All I know is that if anybody tries to tell you “this is the way it’s gonna be,” either at the second coming, or in the age to come, you’d better check your wallets . . . And in truth, I think it best to live with and recognize the mystery of the unknown, the mysterion as it’s called in Greek . . . Paul likens life in this age to a childhood, where we see in a mirror, dimly . . . but, he says, in the resurrection “we will see face to face.  Now I know only in part,” he says, “then I will know fully, even as I have been fully known.”

In our story, Jesus gives us just a little taste of that mystery . . . he affirms that those who live in that age cannot die anymore, that they are immortal. Like angels they are children of God.  And he’s shown that the Sadducees’ argument is based on a false notion – that the coming age is a continuation of the present age – he proceeds to give a biblical argument for the resurrection, using arguments from their own Hebrew bible: Didn’t God say to Moses “I am the God of Abraham, the God of Isaac, and the God of Jacob?”  And we all know that God is the God of the living, right?  I mean, the dead can’t have a God, can they?  Because they’re dead . . . thus, there must be a resurrection, there must be immortality of some kind.  Abraham, Isaac and Jacob, though they have died, must be somehow alive, or about to be alive . . . And Jesus hoists the religious authorities on their own petard.  He gives the Sadducees, who only believed in the first five books of Moses, an argument from their own scripture.

And in so doing, he bests the cream of the religious crop on their own turf . . . they’d come to him with an absurd argument, designed to show him up as a piker, a hick from Galilee who lacked any authority in scriptural matters.  But in the end, the joke’s on them . . . because at the end of the day, the only authority left standing is Jesus himself.  Some scribes standing nearby – onlookers to the Sadducees’ humiliation – say it outright, like a Greek chorus commenting on what just happened: “Teacher,” they say, “you have spoken well.”  And nobody dares ask him any more embarrassing questions, for he’s bested them all.

Like all these stories about Jesus answering trick questions – and this was the third one in a row that Luke describes – like all the stories, it shows Jesus as a master of debate, of the scholarly riposté, a kind of super-rabbi who takes no prisoners.  But it also tells us something about his opponents as well . . . the Sadducees are so wrapped up in their argument, so tied up in the ins and outs of levirate marriage, that they can’t see the new age when it’s standing right there in front of their nose . . . for that’s where it was, of course, personified as Jesus of Nazareth.  They can’t see that God’s doing a new and transformative thing, that there is a fundamental discontinuity between this age and the next.

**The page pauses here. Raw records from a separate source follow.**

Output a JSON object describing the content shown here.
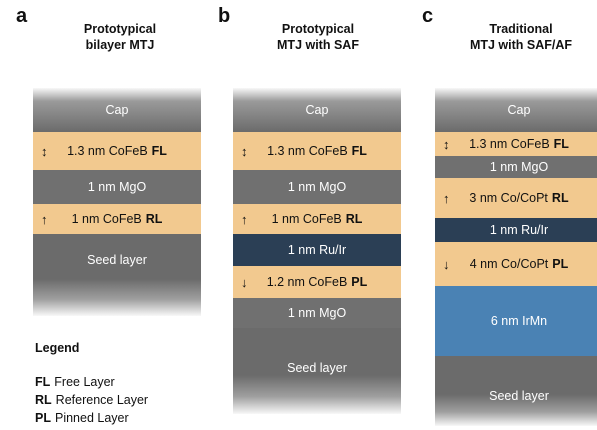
{
  "panels": [
    {
      "letter": "a",
      "title_line1": "Prototypical",
      "title_line2": "bilayer MTJ",
      "layers": [
        {
          "text": "Cap",
          "suffix": "",
          "arrow": ""
        },
        {
          "text": "1.3 nm CoFeB",
          "suffix": "FL",
          "arrow": "↕"
        },
        {
          "text": "1 nm MgO",
          "suffix": "",
          "arrow": ""
        },
        {
          "text": "1 nm CoFeB",
          "suffix": "RL",
          "arrow": "↑"
        },
        {
          "text": "Seed layer",
          "suffix": "",
          "arrow": ""
        }
      ]
    },
    {
      "letter": "b",
      "title_line1": "Prototypical",
      "title_line2": "MTJ with SAF",
      "layers": [
        {
          "text": "Cap",
          "suffix": "",
          "arrow": ""
        },
        {
          "text": "1.3 nm CoFeB",
          "suffix": "FL",
          "arrow": "↕"
        },
        {
          "text": "1 nm MgO",
          "suffix": "",
          "arrow": ""
        },
        {
          "text": "1 nm CoFeB",
          "suffix": "RL",
          "arrow": "↑"
        },
        {
          "text": "1 nm Ru/Ir",
          "suffix": "",
          "arrow": ""
        },
        {
          "text": "1.2 nm CoFeB",
          "suffix": "PL",
          "arrow": "↓"
        },
        {
          "text": "1 nm MgO",
          "suffix": "",
          "arrow": ""
        },
        {
          "text": "Seed layer",
          "suffix": "",
          "arrow": ""
        }
      ]
    },
    {
      "letter": "c",
      "title_line1": "Traditional",
      "title_line2": "MTJ with SAF/AF",
      "layers": [
        {
          "text": "Cap",
          "suffix": "",
          "arrow": ""
        },
        {
          "text": "1.3 nm CoFeB",
          "suffix": "FL",
          "arrow": "↕"
        },
        {
          "text": "1 nm MgO",
          "suffix": "",
          "arrow": ""
        },
        {
          "text": "3 nm Co/CoPt",
          "suffix": "RL",
          "arrow": "↑"
        },
        {
          "text": "1 nm Ru/Ir",
          "suffix": "",
          "arrow": ""
        },
        {
          "text": "4 nm Co/CoPt",
          "suffix": "PL",
          "arrow": "↓"
        },
        {
          "text": "6 nm IrMn",
          "suffix": "",
          "arrow": ""
        },
        {
          "text": "Seed layer",
          "suffix": "",
          "arrow": ""
        }
      ]
    }
  ],
  "legend": {
    "title": "Legend",
    "items": [
      {
        "abbr": "FL",
        "text": "Free Layer"
      },
      {
        "abbr": "RL",
        "text": "Reference Layer"
      },
      {
        "abbr": "PL",
        "text": "Pinned Layer"
      }
    ]
  }
}
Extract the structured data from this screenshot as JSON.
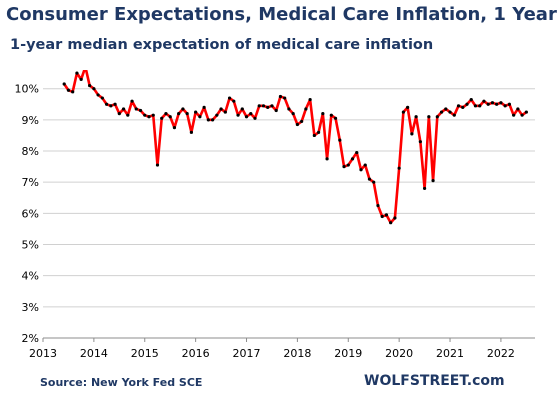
{
  "chart_data": {
    "type": "line",
    "title": "Consumer Expectations, Medical Care Inflation, 1 Year",
    "subtitle": "1-year median expectation of medical care inflation",
    "xlabel": "",
    "ylabel": "",
    "ylim": [
      2,
      10.6
    ],
    "xlim": [
      2013,
      2022.67
    ],
    "y_ticks": [
      "2%",
      "3%",
      "4%",
      "5%",
      "6%",
      "7%",
      "8%",
      "9%",
      "10%"
    ],
    "x_ticks": [
      "2013",
      "2014",
      "2015",
      "2016",
      "2017",
      "2018",
      "2019",
      "2020",
      "2021",
      "2022"
    ],
    "grid": "horizontal",
    "line_color": "#ff0000",
    "marker_color": "#000000",
    "x_start": "2013-06",
    "frequency": "monthly",
    "values": [
      10.15,
      9.95,
      9.9,
      10.5,
      10.3,
      10.7,
      10.1,
      10.0,
      9.8,
      9.7,
      9.5,
      9.45,
      9.5,
      9.2,
      9.35,
      9.15,
      9.6,
      9.35,
      9.3,
      9.15,
      9.1,
      9.15,
      7.55,
      9.05,
      9.2,
      9.1,
      8.75,
      9.2,
      9.35,
      9.2,
      8.6,
      9.25,
      9.1,
      9.4,
      9.0,
      9.0,
      9.15,
      9.35,
      9.25,
      9.7,
      9.6,
      9.15,
      9.35,
      9.1,
      9.2,
      9.05,
      9.45,
      9.45,
      9.4,
      9.45,
      9.3,
      9.75,
      9.7,
      9.35,
      9.2,
      8.85,
      8.95,
      9.35,
      9.65,
      8.5,
      8.6,
      9.2,
      7.75,
      9.15,
      9.05,
      8.35,
      7.5,
      7.55,
      7.75,
      7.95,
      7.4,
      7.55,
      7.1,
      7.0,
      6.25,
      5.9,
      5.95,
      5.7,
      5.85,
      7.45,
      9.25,
      9.4,
      8.55,
      9.1,
      8.3,
      6.8,
      9.1,
      7.05,
      9.1,
      9.25,
      9.35,
      9.25,
      9.15,
      9.45,
      9.4,
      9.5,
      9.65,
      9.45,
      9.45,
      9.6,
      9.5,
      9.55,
      9.5,
      9.55,
      9.45,
      9.5,
      9.15,
      9.35,
      9.15,
      9.25
    ]
  },
  "source": "Source: New York Fed SCE",
  "brand": "WOLFSTREET.com"
}
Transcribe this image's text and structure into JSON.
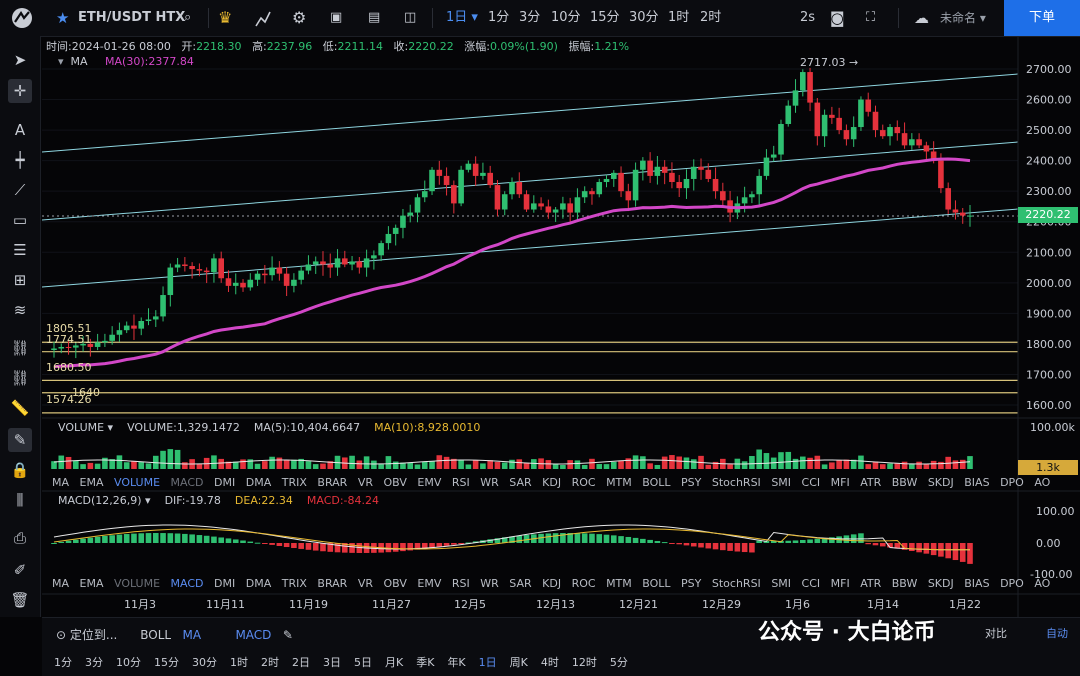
{
  "topbar": {
    "symbol": "ETH/USDT HTX",
    "intervals": [
      "1日",
      "1分",
      "3分",
      "10分",
      "15分",
      "30分",
      "1时",
      "2时"
    ],
    "active_interval": "1日",
    "refresh": "2s",
    "layout_name": "未命名",
    "order_button": "下单"
  },
  "info": {
    "time_label": "时间:",
    "time": "2024-01-26 08:00",
    "open_label": "开:",
    "open": "2218.30",
    "high_label": "高:",
    "high": "2237.96",
    "low_label": "低:",
    "low": "2211.14",
    "close_label": "收:",
    "close": "2220.22",
    "change_label": "涨幅:",
    "change": "0.09%(1.90)",
    "amp_label": "振幅:",
    "amp": "1.21%"
  },
  "ma": {
    "label": "MA",
    "ma30": "MA(30):2377.84"
  },
  "price_axis": [
    "2700.00",
    "2600.00",
    "2500.00",
    "2400.00",
    "2300.00",
    "2200.00",
    "2100.00",
    "2000.00",
    "1900.00",
    "1800.00",
    "1700.00",
    "1600.00"
  ],
  "current_price": "2220.22",
  "annotations": {
    "high_mark": "2717.03",
    "levels": [
      "1805.51",
      "1774.51",
      "1680.50",
      "1640",
      "1574.26"
    ]
  },
  "volume": {
    "label": "VOLUME",
    "value": "VOLUME:1,329.1472",
    "ma5": "MA(5):10,404.6647",
    "ma10": "MA(10):8,928.0010",
    "axis_top": "100.00k",
    "tag": "1.3k"
  },
  "indicator_list": [
    "MA",
    "EMA",
    "VOLUME",
    "MACD",
    "DMI",
    "DMA",
    "TRIX",
    "BRAR",
    "VR",
    "OBV",
    "EMV",
    "RSI",
    "WR",
    "SAR",
    "KDJ",
    "ROC",
    "MTM",
    "BOLL",
    "PSY",
    "StochRSI",
    "SMI",
    "CCI",
    "MFI",
    "ATR",
    "BBW",
    "SKDJ",
    "BIAS",
    "DPO",
    "AO"
  ],
  "macd": {
    "label": "MACD(12,26,9)",
    "dif": "DIF:-19.78",
    "dea": "DEA:22.34",
    "macd": "MACD:-84.24",
    "axis": [
      "100.00",
      "0.00",
      "-100.00"
    ]
  },
  "x_axis": [
    "11月3",
    "11月11",
    "11月19",
    "11月27",
    "12月5",
    "12月13",
    "12月21",
    "12月29",
    "1月6",
    "1月14",
    "1月22"
  ],
  "bottom": {
    "locate": "定位到...",
    "boll": "BOLL",
    "ma": "MA",
    "macd": "MACD",
    "intervals": [
      "1分",
      "3分",
      "10分",
      "15分",
      "30分",
      "1时",
      "2时",
      "2日",
      "3日",
      "5日",
      "月K",
      "季K",
      "年K",
      "1日",
      "周K",
      "4时",
      "12时",
      "5分"
    ],
    "active": "1日",
    "compare": "对比",
    "auto": "自动"
  },
  "watermark": "公众号 · 大白论币",
  "colors": {
    "up": "#2fbf71",
    "down": "#e5323c",
    "ma30": "#d247c7",
    "accent": "#1e6fe8",
    "level": "#d6c27a",
    "channel": "#8fd6e0"
  },
  "chart_data": {
    "type": "candlestick",
    "title": "ETH/USDT HTX",
    "x_dates": [
      "2023-10-27",
      "2024-01-26"
    ],
    "ylim": [
      1560,
      2760
    ],
    "closes": [
      1785,
      1790,
      1788,
      1795,
      1800,
      1790,
      1805,
      1810,
      1830,
      1845,
      1860,
      1850,
      1875,
      1880,
      1890,
      1960,
      2050,
      2060,
      2055,
      2045,
      2040,
      2035,
      2080,
      2015,
      1990,
      2000,
      1985,
      2010,
      2030,
      2025,
      2050,
      2030,
      1990,
      2010,
      2040,
      2060,
      2070,
      2060,
      2050,
      2080,
      2060,
      2070,
      2050,
      2080,
      2090,
      2130,
      2160,
      2180,
      2220,
      2230,
      2280,
      2300,
      2370,
      2350,
      2320,
      2260,
      2370,
      2390,
      2350,
      2360,
      2320,
      2240,
      2290,
      2330,
      2290,
      2240,
      2260,
      2250,
      2230,
      2240,
      2260,
      2230,
      2280,
      2300,
      2290,
      2330,
      2340,
      2360,
      2300,
      2270,
      2370,
      2400,
      2350,
      2380,
      2360,
      2330,
      2310,
      2340,
      2380,
      2370,
      2340,
      2300,
      2270,
      2230,
      2260,
      2280,
      2290,
      2350,
      2410,
      2420,
      2520,
      2580,
      2630,
      2690,
      2590,
      2480,
      2550,
      2540,
      2500,
      2470,
      2510,
      2600,
      2560,
      2500,
      2480,
      2510,
      2490,
      2450,
      2470,
      2450,
      2430,
      2400,
      2310,
      2240,
      2230,
      2220,
      2220
    ],
    "ma30_line": true,
    "horizontal_levels": [
      1805.51,
      1774.51,
      1680.5,
      1640,
      1574.26
    ],
    "volume_ma5": 10404.6647,
    "volume_ma10": 8928.001,
    "macd_dif": -19.78,
    "macd_dea": 22.34,
    "macd_hist": -84.24
  }
}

That’s why all our views on the resurrection are – in the end – inadequate.  We can’t just take all the good things we know, raise them to the nth degree, and expect that to be what the Kingdom of God is like . . . we can’t take something we love here in this age – like cars or movies – and say that in the coming age we’ll have thousands of cars or all the films ever made . . . it just isn’t that way.  In the age to come, in the resurrection of the dead, all bets are off, God will do a new thing, and there’s no getting around it.

      But if this story is about discontinuity, if it’s about the impossibility – and undesirability – of projecting all our cares and worries and expectations upon the next age, one thing is certain.  God’s love will not be frustrated, not even by death.  It will not be denied, even though all the forces of evil seem lined up against it, though all the wars and rumors of wars, all the starvation, all the terrorist attacks eat at our very souls, God will triumph.  Even though we have no idea – really – of what the Kingdom of God is now and will become, even though all we know is that it will be different, one thing will never change: the eternal love of God.  So be not afraid.  Amen.